CISA: Multiple Fortinet Products Exploited In Attacks, Rapid Patching Urged

For the second time in the past month, the U.S. cybersecurity agency issued an advisory giving government agencies just a week to remediate an exploited vulnerability in Fortinet products.

The U.S. Cybersecurity and Infrastructure Security Agency (CISA) is urging Fortinet customers to prioritize patching for a critical-severity vulnerability, which impacts multiple products from the vendor and has been exploited in cyberattacks.

CISA confirmed in an advisory Tuesday that the vulnerability impacting Fortinet FortiOS, FortiSwitchMaster, FortiProxy and FortiWeb (tracked as CVE-2025-59718) has seen exploitation by threat actors.

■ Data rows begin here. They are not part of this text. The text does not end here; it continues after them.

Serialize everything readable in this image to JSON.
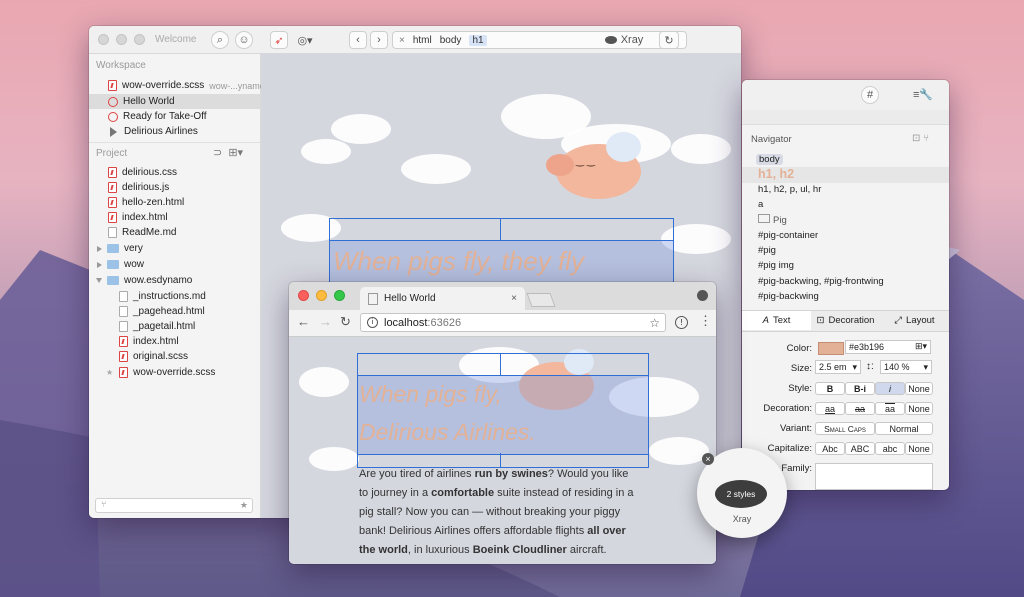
{
  "colors": {
    "accent": "#2f6fd6",
    "swatch": "#e3b196",
    "highlight": "#d8dbe6",
    "pink": "#e9a7b1"
  },
  "editor": {
    "title": "Welcome",
    "workspace_header": "Workspace",
    "workspace_items": [
      {
        "label": "wow-override.scss",
        "sub": "wow-...ynamo"
      },
      {
        "label": "Hello World"
      },
      {
        "label": "Ready for Take-Off"
      },
      {
        "label": "Delirious Airlines"
      }
    ],
    "project_header": "Project",
    "project_items": [
      {
        "label": "delirious.css"
      },
      {
        "label": "delirious.js"
      },
      {
        "label": "hello-zen.html"
      },
      {
        "label": "index.html"
      },
      {
        "label": "ReadMe.md"
      },
      {
        "label": "very"
      },
      {
        "label": "wow"
      },
      {
        "label": "wow.esdynamo"
      },
      {
        "label": "_instructions.md"
      },
      {
        "label": "_pagehead.html"
      },
      {
        "label": "_pagetail.html"
      },
      {
        "label": "index.html"
      },
      {
        "label": "original.scss"
      },
      {
        "label": "wow-override.scss"
      }
    ],
    "breadcrumb": [
      "html",
      "body",
      "h1"
    ],
    "xray_label": "Xray",
    "preview_heading": "When pigs fly, they fly"
  },
  "inspector": {
    "navigator_title": "Navigator",
    "nav_items": [
      "body",
      "h1, h2",
      "h1, h2, p, ul, hr",
      "a",
      "Pig",
      "#pig-container",
      "#pig",
      "#pig img",
      "#pig-backwing, #pig-frontwing",
      "#pig-backwing"
    ],
    "tabs": [
      "Text",
      "Decoration",
      "Layout"
    ],
    "props": {
      "color_label": "Color:",
      "color_value": "#e3b196",
      "size_label": "Size:",
      "size_value": "2.5 em",
      "line_value": "140 %",
      "style_label": "Style:",
      "style_opts": [
        "B",
        "B-i",
        "i",
        "None"
      ],
      "decoration_label": "Decoration:",
      "decoration_opts": [
        "aa",
        "aa",
        "aa",
        "None"
      ],
      "variant_label": "Variant:",
      "variant_opts": [
        "Small Caps",
        "Normal"
      ],
      "capitalize_label": "Capitalize:",
      "capitalize_opts": [
        "Abc",
        "ABC",
        "abc",
        "None"
      ],
      "family_label": "Family:"
    },
    "hash_btn": "#"
  },
  "browser": {
    "tab_title": "Hello World",
    "url_host": "localhost",
    "url_port": ":63626",
    "heading_line1": "When pigs fly,",
    "heading_line2": "Delirious Airlines.",
    "paragraph": [
      {
        "t": "Are you tired of airlines ",
        "b": false
      },
      {
        "t": "run by swines",
        "b": true
      },
      {
        "t": "? Would you like to journey in a ",
        "b": false
      },
      {
        "t": "comfortable",
        "b": true
      },
      {
        "t": " suite instead of residing in a pig stall? Now you can — without breaking your piggy bank! Delirious Airlines offers affordable flights ",
        "b": false
      },
      {
        "t": "all over the world",
        "b": true
      },
      {
        "t": ", in luxurious ",
        "b": false
      },
      {
        "t": "Boeink Cloudliner",
        "b": true
      },
      {
        "t": " aircraft.",
        "b": false
      }
    ]
  },
  "xray_popup": {
    "badge": "2 styles",
    "label": "Xray"
  }
}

CRN has reached out to Fortinet for comment.

“This type of vulnerability is a frequent attack vector for malicious cyber actors and poses significant risks to the federal enterprise,” CISA wrote in its advisory. The agency said it “strongly urges all organizations” that are affected to prioritize patching activities.

CISA is requiring federal agencies to implement patches for the flaw, which was added to its catalog of vulnerabilities known to have seen exploitation Tuesday, by Dec. 23.

That makes this the second time in the past month that CISA has given government agencies just a week to remediate an exploited Fortinet vulnerability, following the mandate issued Nov. 18 over a FortiWeb vulnerability.

In the case of the critical-severity vulnerability affecting multiple Fortinet products, the flaw was initially disclosed by the cybersecurity vendor Dec. 9.

The vulnerability—which involves improper verification of cryptographic signatures—“may allow an unauthenticated attacker to bypass the FortiCloud SSO login authentication via a crafted SAML message, if that feature is enabled on the device,” Fortinet said in its disclosure.

Fortinet recommended that organizations temporarily disable the FortiCloud login feature until fixes are implemented.